The main guardrail in the tax bills would impose a 10 percent tax on foreign profits that exceed a company’s “routine” return on tangible assets abroad. (Rosenthal’s blog post provides a more detailed explanation of how that works.) In theory, the guardrail would lead to companies paying a 10 percent tax when they shift profits to tax havens, but not when they actually make things abroad. In practice, the guardrail allows companies to shelter more money in tax havens when they build factories and other physical assets abroad—offering new tax incentives for companies to ship jobs overseas. 

Either way, 10 percent is still half of what they would have paid if they hadn’t tried to game the system. Clausing argues that’s a clear sign Republicans are favoring foreign profits. Another is that Republicans’ aren’t using a territorial tax model that requires companies to pay a minimum rate in every country they operate in. Instead, the bill only considers whether they pay 10 percent abroad, on average. That’s an easy loophole to exploit. If Ford has a factory in Japan, it pays a corporate tax rate of about 30 percent. Ford could then shift intangible assets from the United States to a tax haven like Bermuda and still be paying more than 10 percent on a global basis. Clausing tells Mother Jones that it’s “well-known that a per-country minimum tax would be more effective and I think that’s why they didn’t do it.” 

Almost everyone agrees that the current system for taxing foreign profits doesn’t work either. Under current law, US companies can indefinitely defer paying taxes on foreign profits. That’s led to companies keeping more than $2.6 trillion abroad. Trump—fashioning himself something of an offshore profits diviner—believes there is actually more than $4 trillion held abroad. Rosenthal isn’t sure where Trump gets that number. “He just makes things up,” Rosenthal adds.

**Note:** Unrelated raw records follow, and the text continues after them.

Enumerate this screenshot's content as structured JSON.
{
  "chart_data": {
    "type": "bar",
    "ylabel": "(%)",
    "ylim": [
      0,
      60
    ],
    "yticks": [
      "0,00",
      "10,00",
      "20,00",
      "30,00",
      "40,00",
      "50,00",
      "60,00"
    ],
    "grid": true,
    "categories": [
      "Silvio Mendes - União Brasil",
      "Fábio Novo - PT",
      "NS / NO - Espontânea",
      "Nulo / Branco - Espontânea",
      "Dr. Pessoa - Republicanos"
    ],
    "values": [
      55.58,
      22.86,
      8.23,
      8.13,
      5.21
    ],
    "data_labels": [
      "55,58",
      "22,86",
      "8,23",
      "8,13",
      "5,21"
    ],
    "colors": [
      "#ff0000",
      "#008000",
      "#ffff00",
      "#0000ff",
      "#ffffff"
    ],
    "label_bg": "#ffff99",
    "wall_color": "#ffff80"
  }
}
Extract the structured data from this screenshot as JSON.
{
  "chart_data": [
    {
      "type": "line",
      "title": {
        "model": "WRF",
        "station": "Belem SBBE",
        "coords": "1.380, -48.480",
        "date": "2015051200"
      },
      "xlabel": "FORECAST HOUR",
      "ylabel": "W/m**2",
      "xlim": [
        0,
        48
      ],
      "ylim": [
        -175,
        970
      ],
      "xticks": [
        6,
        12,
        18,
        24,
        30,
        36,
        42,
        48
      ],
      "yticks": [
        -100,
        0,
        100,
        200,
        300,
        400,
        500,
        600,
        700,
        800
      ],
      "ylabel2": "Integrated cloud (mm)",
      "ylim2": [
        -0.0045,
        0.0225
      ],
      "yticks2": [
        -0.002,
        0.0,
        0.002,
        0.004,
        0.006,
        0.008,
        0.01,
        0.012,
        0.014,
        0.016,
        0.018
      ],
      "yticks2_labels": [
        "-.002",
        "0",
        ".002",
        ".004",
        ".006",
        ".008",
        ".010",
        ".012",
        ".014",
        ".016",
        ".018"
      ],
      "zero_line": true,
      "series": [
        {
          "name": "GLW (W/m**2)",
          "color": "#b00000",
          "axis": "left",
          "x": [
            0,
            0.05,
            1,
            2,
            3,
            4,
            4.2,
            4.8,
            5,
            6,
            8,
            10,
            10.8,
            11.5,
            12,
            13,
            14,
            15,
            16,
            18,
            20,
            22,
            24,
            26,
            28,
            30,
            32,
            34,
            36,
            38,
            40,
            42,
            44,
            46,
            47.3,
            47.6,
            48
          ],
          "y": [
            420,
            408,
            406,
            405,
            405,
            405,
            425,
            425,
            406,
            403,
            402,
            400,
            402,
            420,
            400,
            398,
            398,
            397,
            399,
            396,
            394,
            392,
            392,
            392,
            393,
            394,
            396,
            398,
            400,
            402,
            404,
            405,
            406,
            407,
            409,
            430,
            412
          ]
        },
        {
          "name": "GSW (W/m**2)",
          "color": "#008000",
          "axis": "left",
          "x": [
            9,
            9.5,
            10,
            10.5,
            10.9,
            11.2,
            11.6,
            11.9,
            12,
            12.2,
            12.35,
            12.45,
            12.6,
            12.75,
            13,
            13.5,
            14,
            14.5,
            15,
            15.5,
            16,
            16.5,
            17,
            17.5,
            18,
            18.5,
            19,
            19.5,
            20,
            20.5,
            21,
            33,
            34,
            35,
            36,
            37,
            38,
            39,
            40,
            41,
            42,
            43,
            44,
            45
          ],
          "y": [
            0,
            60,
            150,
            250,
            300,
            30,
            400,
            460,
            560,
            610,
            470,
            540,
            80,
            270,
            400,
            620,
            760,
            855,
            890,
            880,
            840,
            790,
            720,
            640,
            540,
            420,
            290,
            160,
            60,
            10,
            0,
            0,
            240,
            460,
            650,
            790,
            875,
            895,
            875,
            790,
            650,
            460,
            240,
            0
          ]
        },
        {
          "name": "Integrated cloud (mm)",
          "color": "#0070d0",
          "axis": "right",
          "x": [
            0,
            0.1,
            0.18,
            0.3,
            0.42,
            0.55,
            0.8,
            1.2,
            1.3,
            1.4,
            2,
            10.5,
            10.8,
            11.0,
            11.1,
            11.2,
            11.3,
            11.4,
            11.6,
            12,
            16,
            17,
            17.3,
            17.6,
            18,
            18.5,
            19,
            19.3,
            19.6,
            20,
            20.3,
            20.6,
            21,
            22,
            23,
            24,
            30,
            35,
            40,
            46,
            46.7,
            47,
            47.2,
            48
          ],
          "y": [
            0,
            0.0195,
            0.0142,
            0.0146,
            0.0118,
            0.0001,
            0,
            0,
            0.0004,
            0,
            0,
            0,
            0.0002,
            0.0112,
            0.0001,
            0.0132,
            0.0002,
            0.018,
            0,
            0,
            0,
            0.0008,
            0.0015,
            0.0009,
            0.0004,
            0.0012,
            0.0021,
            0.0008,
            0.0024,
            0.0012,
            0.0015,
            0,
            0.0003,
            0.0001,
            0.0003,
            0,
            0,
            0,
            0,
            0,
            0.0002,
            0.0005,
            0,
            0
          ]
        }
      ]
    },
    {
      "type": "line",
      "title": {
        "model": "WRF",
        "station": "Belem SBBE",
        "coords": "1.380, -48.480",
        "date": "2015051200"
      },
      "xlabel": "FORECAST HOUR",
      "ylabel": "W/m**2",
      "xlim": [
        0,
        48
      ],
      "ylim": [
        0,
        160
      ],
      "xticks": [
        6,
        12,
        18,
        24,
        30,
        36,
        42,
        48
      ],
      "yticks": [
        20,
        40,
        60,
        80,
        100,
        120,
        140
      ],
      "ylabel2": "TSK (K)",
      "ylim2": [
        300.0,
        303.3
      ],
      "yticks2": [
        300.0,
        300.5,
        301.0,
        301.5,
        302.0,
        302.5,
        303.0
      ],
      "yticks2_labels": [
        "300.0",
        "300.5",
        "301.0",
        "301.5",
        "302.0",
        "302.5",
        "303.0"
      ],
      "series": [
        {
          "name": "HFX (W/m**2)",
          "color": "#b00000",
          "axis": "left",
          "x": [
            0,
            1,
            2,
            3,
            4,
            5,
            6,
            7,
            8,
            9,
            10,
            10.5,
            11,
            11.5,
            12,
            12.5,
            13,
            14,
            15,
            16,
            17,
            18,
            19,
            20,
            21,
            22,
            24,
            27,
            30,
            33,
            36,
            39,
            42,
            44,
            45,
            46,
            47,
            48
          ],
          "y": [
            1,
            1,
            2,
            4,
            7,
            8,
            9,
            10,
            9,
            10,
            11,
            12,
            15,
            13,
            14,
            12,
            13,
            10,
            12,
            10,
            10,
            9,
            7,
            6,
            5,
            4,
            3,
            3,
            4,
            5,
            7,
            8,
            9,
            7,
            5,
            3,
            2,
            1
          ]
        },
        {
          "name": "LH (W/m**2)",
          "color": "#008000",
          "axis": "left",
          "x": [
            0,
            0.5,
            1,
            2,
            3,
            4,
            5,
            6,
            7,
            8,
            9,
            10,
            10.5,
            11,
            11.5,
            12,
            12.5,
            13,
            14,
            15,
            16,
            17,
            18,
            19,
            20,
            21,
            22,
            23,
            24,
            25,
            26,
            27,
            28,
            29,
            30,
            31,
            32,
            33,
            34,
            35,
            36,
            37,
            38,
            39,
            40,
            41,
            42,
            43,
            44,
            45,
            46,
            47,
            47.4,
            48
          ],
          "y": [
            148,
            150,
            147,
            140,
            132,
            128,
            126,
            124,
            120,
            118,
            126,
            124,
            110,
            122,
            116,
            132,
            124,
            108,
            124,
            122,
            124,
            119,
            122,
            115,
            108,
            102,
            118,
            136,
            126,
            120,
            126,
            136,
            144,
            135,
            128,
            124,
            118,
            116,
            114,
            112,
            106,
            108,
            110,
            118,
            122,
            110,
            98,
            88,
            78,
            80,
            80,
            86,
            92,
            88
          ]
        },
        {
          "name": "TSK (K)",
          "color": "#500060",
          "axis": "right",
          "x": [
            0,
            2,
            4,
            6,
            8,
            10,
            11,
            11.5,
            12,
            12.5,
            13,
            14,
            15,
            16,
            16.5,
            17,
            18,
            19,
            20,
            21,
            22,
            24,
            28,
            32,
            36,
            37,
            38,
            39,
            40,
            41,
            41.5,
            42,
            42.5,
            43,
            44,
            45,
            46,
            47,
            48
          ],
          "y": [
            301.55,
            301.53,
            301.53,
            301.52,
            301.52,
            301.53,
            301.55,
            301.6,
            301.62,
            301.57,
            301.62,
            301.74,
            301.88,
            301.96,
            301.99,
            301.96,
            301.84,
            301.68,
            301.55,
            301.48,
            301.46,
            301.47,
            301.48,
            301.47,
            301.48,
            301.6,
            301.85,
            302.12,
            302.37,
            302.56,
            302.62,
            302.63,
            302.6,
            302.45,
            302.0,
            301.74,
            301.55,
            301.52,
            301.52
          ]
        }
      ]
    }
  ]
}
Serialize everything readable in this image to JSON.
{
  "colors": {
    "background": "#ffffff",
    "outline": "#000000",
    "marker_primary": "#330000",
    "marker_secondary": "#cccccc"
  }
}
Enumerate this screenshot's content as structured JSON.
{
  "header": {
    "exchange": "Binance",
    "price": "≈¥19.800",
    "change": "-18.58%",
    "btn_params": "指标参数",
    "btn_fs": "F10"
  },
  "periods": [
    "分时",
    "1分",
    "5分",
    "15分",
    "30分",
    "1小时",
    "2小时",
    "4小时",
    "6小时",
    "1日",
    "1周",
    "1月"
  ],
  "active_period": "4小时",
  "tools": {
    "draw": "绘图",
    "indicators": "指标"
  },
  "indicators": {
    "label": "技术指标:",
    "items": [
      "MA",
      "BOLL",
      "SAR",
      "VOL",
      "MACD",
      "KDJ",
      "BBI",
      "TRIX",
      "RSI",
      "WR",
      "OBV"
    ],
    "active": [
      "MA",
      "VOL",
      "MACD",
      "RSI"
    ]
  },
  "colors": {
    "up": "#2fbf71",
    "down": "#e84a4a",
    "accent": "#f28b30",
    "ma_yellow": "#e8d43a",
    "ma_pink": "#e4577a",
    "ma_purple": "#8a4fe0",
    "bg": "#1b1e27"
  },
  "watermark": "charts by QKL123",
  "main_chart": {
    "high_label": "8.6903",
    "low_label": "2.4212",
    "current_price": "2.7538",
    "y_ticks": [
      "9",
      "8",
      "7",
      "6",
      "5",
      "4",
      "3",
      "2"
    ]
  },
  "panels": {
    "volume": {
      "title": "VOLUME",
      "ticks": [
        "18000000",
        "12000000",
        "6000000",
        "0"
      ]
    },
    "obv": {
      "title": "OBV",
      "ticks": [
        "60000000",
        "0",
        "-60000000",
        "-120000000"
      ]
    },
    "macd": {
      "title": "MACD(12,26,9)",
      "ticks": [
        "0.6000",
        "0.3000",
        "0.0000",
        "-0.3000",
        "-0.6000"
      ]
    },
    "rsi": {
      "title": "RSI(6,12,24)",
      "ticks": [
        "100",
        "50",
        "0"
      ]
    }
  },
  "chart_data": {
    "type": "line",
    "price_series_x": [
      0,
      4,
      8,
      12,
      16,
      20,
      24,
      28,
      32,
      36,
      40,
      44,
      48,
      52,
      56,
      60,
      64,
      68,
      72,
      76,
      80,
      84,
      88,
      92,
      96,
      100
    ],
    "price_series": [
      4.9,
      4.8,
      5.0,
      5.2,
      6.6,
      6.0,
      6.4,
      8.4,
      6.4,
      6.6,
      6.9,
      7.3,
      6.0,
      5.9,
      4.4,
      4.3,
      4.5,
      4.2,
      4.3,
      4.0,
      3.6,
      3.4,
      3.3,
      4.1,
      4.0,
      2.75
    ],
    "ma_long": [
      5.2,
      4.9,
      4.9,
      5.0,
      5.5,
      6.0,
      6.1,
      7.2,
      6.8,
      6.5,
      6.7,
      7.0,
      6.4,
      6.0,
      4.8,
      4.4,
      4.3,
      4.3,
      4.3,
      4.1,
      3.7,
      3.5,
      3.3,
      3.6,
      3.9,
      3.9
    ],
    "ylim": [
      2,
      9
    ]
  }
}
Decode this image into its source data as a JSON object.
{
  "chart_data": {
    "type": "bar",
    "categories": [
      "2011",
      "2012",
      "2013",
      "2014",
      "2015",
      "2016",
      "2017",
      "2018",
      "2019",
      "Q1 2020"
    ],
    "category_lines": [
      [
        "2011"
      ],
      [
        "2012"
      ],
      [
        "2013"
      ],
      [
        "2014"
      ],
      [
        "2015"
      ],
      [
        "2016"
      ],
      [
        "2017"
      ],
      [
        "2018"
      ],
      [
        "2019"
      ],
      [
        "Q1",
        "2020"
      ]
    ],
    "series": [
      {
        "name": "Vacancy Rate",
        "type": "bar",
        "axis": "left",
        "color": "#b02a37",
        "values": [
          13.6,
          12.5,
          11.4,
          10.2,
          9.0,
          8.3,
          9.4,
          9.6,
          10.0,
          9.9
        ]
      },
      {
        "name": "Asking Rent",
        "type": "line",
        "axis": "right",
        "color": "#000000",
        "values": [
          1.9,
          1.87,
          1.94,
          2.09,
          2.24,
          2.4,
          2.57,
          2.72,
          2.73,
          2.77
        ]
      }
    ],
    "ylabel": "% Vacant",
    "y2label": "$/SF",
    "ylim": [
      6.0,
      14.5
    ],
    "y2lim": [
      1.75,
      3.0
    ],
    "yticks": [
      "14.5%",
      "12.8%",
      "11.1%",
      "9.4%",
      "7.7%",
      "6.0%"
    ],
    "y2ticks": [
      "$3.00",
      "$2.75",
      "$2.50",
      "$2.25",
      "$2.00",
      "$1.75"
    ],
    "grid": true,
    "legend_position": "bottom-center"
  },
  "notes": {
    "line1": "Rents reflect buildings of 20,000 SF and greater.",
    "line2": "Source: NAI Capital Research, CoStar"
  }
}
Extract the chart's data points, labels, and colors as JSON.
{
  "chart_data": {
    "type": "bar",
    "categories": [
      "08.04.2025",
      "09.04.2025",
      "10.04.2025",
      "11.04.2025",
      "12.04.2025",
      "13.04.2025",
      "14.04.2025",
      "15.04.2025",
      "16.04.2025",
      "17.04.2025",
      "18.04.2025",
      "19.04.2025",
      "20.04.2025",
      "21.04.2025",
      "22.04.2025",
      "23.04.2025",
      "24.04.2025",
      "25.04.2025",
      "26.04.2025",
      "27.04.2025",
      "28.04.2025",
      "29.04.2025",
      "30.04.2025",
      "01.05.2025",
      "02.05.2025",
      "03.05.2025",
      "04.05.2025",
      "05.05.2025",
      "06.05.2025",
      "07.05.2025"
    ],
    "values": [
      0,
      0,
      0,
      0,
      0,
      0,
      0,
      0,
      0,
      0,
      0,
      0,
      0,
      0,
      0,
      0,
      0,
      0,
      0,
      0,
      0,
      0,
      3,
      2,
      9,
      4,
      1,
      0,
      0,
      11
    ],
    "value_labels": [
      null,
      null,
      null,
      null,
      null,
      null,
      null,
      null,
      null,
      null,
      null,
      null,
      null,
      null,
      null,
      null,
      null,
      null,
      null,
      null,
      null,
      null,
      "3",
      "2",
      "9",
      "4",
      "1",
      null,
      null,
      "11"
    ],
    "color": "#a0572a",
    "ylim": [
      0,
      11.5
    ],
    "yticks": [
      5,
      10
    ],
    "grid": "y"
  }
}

For years, companies like Apple have been banking on Congress creating another “tax holiday” that would allow them return, or repatriate, money to the United States at a significantly reduced rate. The Obama administration proposed creating a tax holiday, and using the revenue to fund investments in US infrastructure. Both tax bills would use a 14 percent repatriation rate for the profits companies are currently hoarding in other countriesRepublicans say this would lead to companies investing in US infrastructure. But in 2004, a “one-time,” 5 percent tax holiday mostly led to companies rewarding shareholders with stock buybacks and increased dividends, while laying off workers.

Proponents of the tax holiday argue the money is “trapped” abroad. Rosenthal says that’s misleading because the profits are often deliberately shifted there. Companies could return them anytime. They just don’t want to pay the taxes.